Kinetochore-associated Mps1 regulates the strength of kinetochore-microtubule attachments via Ndc80 phosphorylation

Dividing cells detect and correct erroneous kinetochore-microtubule attachments during mitosis, thereby avoiding chromosome mis-segregation. Most studies of this process have focused on the Aurora B kinase, which phosphorylates microtubule-binding elements specifically at incorrectly attached kinetochores, promoting their release and providing another chance for proper attachments to form. However, growing evidence suggests additional mechanisms, potentially involving Mps1 kinase, that also underlie error correction. Because these mechanisms overlap in vivo, and because both Mps1 and Aurora B function in numerous other vital processes, their contributions to the correction of erroneous kinetochore attachments have been difficult to disentangle.
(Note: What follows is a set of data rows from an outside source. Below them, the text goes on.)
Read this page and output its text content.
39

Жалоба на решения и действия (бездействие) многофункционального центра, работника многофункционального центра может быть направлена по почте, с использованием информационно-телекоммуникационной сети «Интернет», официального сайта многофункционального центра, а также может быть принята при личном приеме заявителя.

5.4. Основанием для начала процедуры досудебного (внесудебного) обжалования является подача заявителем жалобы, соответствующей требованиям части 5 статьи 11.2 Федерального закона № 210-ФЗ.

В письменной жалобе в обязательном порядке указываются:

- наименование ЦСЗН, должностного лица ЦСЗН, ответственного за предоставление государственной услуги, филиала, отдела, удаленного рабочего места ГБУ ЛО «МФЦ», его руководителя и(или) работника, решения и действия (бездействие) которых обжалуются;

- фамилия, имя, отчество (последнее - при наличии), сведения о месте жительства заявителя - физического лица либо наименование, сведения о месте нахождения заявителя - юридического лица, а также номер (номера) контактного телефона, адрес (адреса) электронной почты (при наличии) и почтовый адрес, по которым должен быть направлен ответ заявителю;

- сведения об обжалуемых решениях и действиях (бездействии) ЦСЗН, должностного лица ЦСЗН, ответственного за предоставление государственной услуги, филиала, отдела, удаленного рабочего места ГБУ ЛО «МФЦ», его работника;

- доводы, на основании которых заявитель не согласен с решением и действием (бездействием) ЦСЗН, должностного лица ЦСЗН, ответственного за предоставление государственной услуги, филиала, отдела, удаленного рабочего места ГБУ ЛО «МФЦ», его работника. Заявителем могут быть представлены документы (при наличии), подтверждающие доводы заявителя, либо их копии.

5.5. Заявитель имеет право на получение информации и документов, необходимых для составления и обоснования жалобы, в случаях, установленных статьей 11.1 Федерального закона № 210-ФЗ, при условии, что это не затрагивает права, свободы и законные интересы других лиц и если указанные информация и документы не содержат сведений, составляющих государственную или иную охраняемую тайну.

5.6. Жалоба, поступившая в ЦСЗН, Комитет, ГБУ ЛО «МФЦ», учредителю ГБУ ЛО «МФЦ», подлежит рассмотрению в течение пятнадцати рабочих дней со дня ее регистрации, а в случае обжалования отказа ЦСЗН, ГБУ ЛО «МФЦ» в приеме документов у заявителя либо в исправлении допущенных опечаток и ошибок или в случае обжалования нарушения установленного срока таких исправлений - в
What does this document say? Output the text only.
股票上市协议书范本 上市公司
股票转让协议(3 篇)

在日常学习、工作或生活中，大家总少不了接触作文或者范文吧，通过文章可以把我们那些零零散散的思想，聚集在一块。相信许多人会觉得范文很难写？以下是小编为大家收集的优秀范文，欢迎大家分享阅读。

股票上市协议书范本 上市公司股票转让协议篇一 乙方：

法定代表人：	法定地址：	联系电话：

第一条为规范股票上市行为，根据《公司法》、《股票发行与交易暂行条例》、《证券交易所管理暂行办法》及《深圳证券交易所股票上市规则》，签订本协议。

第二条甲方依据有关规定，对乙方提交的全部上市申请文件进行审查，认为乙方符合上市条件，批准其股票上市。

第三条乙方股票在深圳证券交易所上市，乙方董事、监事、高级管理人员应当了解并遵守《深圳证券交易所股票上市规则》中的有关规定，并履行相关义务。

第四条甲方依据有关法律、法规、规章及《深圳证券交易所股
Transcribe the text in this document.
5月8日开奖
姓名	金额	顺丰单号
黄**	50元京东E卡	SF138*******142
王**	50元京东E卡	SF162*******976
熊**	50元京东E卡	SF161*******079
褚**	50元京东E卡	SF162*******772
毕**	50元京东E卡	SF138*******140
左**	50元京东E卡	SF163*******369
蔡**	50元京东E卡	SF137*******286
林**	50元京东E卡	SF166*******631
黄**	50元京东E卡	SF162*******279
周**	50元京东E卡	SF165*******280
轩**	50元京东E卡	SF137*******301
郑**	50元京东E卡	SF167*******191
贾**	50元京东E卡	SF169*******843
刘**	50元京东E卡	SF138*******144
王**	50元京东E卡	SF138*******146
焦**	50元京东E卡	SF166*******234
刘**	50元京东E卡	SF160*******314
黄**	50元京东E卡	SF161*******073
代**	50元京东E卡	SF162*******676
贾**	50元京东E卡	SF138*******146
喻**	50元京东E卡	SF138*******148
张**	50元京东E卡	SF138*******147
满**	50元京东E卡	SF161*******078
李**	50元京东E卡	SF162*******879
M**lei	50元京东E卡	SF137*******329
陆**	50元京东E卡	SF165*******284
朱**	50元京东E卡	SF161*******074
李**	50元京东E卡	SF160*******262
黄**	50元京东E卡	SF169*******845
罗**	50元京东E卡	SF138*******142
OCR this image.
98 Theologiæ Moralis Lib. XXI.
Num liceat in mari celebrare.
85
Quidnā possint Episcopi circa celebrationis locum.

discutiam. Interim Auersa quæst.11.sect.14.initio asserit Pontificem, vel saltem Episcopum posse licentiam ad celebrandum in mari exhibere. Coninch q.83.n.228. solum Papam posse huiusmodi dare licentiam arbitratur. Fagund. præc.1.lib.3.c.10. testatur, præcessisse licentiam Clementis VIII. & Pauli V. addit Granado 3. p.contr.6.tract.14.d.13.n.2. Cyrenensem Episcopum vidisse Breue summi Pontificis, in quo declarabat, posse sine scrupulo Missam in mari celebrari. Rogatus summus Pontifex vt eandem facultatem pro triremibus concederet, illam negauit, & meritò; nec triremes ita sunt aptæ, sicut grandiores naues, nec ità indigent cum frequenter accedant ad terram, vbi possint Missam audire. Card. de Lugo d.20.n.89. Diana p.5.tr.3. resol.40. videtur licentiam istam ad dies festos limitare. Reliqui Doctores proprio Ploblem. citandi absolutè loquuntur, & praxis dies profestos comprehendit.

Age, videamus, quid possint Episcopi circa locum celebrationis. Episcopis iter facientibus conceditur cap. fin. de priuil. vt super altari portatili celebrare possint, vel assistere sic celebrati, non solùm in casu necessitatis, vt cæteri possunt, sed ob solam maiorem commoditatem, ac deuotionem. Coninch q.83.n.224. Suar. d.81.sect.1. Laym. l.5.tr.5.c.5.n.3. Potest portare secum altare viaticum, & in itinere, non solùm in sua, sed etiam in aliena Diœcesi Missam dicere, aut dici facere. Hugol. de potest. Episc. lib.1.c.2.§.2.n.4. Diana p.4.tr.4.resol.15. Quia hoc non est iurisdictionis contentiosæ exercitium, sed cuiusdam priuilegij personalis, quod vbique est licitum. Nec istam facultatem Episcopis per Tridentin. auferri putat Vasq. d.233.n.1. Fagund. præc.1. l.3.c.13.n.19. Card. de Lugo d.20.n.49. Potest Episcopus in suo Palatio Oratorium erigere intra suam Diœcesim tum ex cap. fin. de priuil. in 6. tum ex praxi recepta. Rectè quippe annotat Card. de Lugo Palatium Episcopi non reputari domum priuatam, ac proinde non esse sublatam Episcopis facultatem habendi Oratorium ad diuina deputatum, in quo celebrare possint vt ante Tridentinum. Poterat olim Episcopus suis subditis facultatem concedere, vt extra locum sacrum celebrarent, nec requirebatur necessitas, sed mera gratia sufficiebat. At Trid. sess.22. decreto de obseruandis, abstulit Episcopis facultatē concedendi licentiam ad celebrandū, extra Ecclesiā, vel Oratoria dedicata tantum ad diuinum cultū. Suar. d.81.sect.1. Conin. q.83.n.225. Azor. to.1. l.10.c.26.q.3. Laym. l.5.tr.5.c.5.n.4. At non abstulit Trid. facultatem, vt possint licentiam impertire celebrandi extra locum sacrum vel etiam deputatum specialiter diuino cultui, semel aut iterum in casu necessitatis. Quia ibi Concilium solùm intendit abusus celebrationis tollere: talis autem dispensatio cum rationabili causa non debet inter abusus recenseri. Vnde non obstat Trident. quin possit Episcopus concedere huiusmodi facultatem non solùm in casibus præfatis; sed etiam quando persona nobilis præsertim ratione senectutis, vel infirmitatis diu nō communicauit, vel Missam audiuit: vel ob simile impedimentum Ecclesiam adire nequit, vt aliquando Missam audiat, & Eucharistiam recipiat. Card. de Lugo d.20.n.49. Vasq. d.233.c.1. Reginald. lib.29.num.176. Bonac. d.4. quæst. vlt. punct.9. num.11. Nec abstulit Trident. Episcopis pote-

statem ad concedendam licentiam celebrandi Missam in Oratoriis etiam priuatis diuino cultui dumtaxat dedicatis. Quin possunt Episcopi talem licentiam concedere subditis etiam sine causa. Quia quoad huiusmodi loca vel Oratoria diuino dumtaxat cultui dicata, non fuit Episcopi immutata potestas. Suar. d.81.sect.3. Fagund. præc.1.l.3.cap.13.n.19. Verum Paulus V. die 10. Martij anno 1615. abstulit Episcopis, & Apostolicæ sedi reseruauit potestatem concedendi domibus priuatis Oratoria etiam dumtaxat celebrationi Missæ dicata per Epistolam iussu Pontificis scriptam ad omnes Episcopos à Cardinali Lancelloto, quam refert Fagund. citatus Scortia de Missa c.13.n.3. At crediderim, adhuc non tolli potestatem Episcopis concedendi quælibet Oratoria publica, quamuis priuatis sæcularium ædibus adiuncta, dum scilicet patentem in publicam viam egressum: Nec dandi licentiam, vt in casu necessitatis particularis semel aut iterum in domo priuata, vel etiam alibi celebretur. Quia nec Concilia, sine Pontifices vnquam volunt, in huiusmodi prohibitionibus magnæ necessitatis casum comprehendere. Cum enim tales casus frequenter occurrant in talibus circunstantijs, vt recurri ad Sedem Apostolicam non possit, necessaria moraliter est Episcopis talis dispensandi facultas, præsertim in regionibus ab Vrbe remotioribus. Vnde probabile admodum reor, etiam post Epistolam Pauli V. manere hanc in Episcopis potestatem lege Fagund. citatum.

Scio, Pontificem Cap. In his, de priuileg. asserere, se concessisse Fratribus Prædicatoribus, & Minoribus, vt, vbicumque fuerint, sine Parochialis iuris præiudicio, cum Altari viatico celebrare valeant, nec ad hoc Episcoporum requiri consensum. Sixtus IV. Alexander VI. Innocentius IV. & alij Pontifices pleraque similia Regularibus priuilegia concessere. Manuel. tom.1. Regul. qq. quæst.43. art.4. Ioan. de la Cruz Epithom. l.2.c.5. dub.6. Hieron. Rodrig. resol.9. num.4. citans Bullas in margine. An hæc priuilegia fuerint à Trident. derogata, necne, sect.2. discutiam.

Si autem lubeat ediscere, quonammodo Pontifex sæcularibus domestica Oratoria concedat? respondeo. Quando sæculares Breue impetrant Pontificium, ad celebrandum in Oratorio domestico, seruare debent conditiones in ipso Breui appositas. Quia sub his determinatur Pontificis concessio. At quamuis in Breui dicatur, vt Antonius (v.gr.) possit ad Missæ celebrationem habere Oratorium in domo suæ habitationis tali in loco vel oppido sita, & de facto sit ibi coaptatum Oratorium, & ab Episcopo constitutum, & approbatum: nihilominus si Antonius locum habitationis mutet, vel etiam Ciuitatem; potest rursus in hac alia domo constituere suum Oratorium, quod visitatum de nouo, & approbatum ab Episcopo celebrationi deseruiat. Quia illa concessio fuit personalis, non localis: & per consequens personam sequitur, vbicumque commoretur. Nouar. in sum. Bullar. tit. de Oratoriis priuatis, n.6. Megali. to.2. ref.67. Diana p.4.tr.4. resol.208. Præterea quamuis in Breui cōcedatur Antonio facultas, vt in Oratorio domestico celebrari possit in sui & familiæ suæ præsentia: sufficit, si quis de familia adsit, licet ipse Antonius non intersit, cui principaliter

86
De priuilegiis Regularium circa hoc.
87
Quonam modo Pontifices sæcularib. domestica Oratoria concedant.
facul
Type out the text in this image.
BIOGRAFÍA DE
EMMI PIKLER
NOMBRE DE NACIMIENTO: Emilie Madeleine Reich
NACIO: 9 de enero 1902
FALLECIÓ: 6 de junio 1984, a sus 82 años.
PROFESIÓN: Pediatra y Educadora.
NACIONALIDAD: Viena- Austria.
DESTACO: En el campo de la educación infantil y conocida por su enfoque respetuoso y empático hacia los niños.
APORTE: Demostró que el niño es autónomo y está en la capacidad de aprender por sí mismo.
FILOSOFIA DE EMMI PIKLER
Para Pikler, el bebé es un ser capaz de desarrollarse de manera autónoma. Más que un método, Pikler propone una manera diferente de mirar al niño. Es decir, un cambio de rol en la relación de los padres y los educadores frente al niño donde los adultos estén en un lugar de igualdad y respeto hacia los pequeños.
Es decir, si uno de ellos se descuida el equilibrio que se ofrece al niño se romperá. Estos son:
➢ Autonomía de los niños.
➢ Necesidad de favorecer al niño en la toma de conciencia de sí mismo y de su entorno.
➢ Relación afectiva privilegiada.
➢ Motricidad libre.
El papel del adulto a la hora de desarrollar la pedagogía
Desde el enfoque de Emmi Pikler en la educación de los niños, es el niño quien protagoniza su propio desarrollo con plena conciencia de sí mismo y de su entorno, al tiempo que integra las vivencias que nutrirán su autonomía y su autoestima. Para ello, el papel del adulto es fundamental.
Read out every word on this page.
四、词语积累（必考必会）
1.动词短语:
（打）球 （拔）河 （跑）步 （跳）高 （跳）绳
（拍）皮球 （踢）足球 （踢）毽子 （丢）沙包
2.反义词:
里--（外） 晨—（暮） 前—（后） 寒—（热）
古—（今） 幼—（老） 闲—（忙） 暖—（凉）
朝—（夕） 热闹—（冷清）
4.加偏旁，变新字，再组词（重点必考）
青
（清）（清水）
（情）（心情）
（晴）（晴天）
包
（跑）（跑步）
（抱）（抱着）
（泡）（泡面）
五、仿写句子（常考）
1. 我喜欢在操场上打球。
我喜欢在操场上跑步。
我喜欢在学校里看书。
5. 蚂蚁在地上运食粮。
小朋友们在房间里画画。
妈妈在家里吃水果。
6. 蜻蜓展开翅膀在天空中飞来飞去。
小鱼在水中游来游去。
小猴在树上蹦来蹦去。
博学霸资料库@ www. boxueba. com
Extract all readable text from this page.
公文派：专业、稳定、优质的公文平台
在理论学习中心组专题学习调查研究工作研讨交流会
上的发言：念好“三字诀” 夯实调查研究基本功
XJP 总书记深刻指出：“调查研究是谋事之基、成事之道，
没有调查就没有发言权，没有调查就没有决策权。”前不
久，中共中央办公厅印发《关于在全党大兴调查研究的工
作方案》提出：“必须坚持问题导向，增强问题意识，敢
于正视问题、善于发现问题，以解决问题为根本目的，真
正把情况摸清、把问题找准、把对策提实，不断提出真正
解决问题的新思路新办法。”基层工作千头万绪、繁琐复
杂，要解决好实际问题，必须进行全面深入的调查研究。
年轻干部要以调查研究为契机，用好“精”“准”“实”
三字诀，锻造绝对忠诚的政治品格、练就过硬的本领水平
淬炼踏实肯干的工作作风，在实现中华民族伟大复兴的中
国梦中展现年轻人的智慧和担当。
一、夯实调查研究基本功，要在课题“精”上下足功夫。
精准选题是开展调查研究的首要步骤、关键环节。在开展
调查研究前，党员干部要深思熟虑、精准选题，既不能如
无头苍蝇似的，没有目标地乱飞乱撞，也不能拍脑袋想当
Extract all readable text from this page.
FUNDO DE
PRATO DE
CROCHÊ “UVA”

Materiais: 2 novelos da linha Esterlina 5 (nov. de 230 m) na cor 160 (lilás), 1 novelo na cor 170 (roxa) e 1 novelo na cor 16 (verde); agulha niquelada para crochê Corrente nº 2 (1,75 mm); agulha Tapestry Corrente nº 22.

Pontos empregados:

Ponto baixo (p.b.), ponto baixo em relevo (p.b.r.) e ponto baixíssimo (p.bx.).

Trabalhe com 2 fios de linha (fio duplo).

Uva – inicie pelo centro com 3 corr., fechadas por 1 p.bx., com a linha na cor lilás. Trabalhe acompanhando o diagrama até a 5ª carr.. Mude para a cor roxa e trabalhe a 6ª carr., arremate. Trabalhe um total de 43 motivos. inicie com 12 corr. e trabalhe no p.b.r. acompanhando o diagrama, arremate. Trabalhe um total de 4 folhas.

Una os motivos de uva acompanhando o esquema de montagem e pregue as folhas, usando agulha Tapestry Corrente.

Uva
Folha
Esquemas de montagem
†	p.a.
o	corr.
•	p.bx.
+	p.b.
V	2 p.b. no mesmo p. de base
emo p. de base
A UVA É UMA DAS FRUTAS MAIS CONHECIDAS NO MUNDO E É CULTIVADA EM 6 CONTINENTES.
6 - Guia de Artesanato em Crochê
Here we directly examine how Mps1 activity affects kinetochore-microtubule attachments using a reconstitution-based approach that allowed us to separate its effects from Aurora B activity. When endogenous Mps1 that co-purifies with isolated kinetochores is activated in vitro, it weakens their attachments to microtubules via phosphorylation of Ndc80, a major microtubule-binding element of the outer kinetochore. Mps1 phosphorylation of Ndc80 appears to contribute to error correction because phospho-deficient Ndc80 mutants exhibit genetic interactions and segregation defects when combined with mutants in an intrinsic error correction pathway. In addition, Mps1 phosphorylation of Ndc80 is stimulated on kinetochores lacking tension. These data suggest that Mps1 provides an additional mechanism for correcting erroneous kinetochore-microtubule attachments, complementing the well-known activity of Aurora B.